The recording was made on May 1, 1955, at a meeting of the two at Hayasaka’s house following the completion of the script for Kurosawa’s film “Ikimono no Kiroku” (I Live in Fear).

Hayasaka had purchased a tape recorder that same year, which was still rare at the time, and recorded conversations every time he had a visitor.

Kuniharu Akiyama, a music critic and researcher of Hayasaka’s work who died in 1996, kept the tape in storage. Kantai Deguchi, founder of the Salida music label, later received the tape and decided to produce a CD, hoping as many people as possible would listen to the conversation.

He spent about two years producing the CD after obtaining permission from the families of Kurosawa and Hayasaka, as well as the rights holders.
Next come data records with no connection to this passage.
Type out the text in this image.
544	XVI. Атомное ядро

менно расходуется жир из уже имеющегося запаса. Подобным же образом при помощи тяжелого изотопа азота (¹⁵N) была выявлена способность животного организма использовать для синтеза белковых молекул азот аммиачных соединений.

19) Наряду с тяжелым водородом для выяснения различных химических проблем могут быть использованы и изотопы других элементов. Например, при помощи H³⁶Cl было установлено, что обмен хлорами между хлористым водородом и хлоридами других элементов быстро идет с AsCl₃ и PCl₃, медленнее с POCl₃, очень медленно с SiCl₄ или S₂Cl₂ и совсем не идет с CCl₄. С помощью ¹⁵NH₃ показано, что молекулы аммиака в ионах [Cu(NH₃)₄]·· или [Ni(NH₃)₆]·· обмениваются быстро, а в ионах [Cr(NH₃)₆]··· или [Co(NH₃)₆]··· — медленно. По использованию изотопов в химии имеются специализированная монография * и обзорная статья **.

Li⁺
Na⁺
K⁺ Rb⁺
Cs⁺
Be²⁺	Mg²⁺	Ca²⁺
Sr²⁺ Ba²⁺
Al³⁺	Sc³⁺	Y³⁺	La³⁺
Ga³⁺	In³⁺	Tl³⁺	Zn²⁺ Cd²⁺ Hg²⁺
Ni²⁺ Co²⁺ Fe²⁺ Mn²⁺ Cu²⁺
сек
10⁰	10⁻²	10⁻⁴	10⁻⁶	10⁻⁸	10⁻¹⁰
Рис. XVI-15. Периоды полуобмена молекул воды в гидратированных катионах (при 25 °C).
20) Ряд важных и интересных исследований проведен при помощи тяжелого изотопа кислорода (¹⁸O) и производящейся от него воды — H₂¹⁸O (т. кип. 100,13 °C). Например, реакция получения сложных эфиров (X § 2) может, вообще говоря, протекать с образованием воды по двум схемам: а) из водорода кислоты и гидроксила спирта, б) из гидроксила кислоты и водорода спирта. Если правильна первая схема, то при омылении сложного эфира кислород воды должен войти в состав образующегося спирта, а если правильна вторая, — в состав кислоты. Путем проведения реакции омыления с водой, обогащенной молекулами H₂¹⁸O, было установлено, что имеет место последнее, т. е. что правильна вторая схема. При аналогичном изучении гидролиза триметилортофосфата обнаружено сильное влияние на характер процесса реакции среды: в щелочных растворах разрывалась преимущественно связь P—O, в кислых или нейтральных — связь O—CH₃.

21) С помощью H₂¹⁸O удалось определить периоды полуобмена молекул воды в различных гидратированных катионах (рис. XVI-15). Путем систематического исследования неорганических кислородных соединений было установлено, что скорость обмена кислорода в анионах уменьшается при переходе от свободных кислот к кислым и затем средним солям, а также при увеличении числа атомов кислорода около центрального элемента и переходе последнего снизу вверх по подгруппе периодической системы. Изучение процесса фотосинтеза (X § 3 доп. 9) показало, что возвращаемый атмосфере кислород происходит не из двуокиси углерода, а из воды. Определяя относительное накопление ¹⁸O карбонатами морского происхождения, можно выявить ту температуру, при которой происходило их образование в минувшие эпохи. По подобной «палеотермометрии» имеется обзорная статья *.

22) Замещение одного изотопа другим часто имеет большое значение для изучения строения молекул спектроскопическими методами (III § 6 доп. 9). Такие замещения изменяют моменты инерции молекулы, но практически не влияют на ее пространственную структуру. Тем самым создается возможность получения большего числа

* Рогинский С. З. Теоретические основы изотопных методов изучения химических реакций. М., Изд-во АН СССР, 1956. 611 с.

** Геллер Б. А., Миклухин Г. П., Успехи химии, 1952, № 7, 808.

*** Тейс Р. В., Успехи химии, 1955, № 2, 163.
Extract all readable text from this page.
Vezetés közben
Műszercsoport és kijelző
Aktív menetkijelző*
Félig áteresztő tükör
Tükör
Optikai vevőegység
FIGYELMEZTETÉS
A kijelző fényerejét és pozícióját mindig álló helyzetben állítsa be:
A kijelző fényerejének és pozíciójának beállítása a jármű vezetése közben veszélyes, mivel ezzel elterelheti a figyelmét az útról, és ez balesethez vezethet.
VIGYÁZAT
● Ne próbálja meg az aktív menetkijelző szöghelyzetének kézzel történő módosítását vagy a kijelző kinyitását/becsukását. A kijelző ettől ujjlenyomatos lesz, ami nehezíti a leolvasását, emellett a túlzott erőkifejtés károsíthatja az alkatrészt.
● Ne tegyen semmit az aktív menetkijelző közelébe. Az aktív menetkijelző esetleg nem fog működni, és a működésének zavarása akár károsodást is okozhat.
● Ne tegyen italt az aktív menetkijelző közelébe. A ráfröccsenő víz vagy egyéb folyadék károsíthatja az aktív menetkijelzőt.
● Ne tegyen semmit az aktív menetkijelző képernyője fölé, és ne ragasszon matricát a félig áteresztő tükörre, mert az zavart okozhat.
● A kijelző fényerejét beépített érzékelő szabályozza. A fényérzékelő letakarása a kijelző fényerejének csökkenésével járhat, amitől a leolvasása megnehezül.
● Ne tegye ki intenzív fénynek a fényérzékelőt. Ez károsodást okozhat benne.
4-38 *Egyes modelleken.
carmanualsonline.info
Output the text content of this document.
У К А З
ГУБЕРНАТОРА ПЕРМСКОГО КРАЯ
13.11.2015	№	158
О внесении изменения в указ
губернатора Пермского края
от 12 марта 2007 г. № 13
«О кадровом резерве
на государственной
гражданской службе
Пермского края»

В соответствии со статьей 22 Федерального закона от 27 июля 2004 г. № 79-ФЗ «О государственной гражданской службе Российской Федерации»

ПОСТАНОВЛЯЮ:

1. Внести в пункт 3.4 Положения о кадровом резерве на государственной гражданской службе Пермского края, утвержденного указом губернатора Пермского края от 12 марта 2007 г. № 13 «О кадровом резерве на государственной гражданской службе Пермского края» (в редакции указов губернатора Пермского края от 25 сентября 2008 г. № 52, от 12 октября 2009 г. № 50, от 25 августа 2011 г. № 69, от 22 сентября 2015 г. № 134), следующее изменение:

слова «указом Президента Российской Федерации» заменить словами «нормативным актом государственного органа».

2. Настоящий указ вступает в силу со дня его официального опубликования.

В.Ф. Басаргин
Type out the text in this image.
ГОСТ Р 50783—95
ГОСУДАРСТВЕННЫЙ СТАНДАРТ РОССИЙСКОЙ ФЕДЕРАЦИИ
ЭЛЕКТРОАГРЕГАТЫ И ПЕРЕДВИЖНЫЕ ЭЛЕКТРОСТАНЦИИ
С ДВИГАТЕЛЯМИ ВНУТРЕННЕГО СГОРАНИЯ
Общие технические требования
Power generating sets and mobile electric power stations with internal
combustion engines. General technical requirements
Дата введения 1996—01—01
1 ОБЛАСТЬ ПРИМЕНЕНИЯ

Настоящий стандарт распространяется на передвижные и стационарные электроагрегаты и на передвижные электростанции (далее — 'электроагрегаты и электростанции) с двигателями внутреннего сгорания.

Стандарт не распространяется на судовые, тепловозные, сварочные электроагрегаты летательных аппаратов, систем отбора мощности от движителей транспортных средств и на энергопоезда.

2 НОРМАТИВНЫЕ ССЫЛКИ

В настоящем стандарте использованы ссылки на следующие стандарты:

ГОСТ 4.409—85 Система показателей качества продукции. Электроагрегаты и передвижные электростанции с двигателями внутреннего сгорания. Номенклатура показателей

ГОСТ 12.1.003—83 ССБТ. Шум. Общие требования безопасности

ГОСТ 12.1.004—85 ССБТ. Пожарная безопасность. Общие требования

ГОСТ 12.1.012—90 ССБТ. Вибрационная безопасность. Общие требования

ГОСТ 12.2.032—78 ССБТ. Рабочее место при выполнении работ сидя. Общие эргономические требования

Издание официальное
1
The CD includes a conversation in which Hayasaka talked with Kurosawa, enthusiastically asking, “From a musical point of view, where should I put the scalpel in order to properly perform this dissection?

It also contains a comment by Hayasaka on the movie “Princess Yang Kwei-fei” (1955), directed by Kenji Mizoguchi for which he wrote the music. Hayasaka said that “[The movie] doesn’t touch my heart at all,” to which Kurosawa replied, “Because it’s a story about a country we don’t know.”

Mizoguchi was another one of the major directors of the same generation as Kurosawa.

Hayasaka died of tuberculosis five months after the recording at the age of 41. They promised to go fishing for ayu when they recorded conversation, but it never happened.

The unedited, candid exchange between the two, not originally intended for public consumption, is captured on the 70-minute CD.

“It is important that it is not an interview, but a slice of life. It gave me goose bumps as if they were alive and present right here,” movie critic and director Naofumi Higuchi said.

“It’s as if I can see the true depth of Mr. Hayasaka as he so thoroughly embraces the seemingly unapproachable director Kurosawa.”

The CD will be available at major record shops nationwide from Wednesday.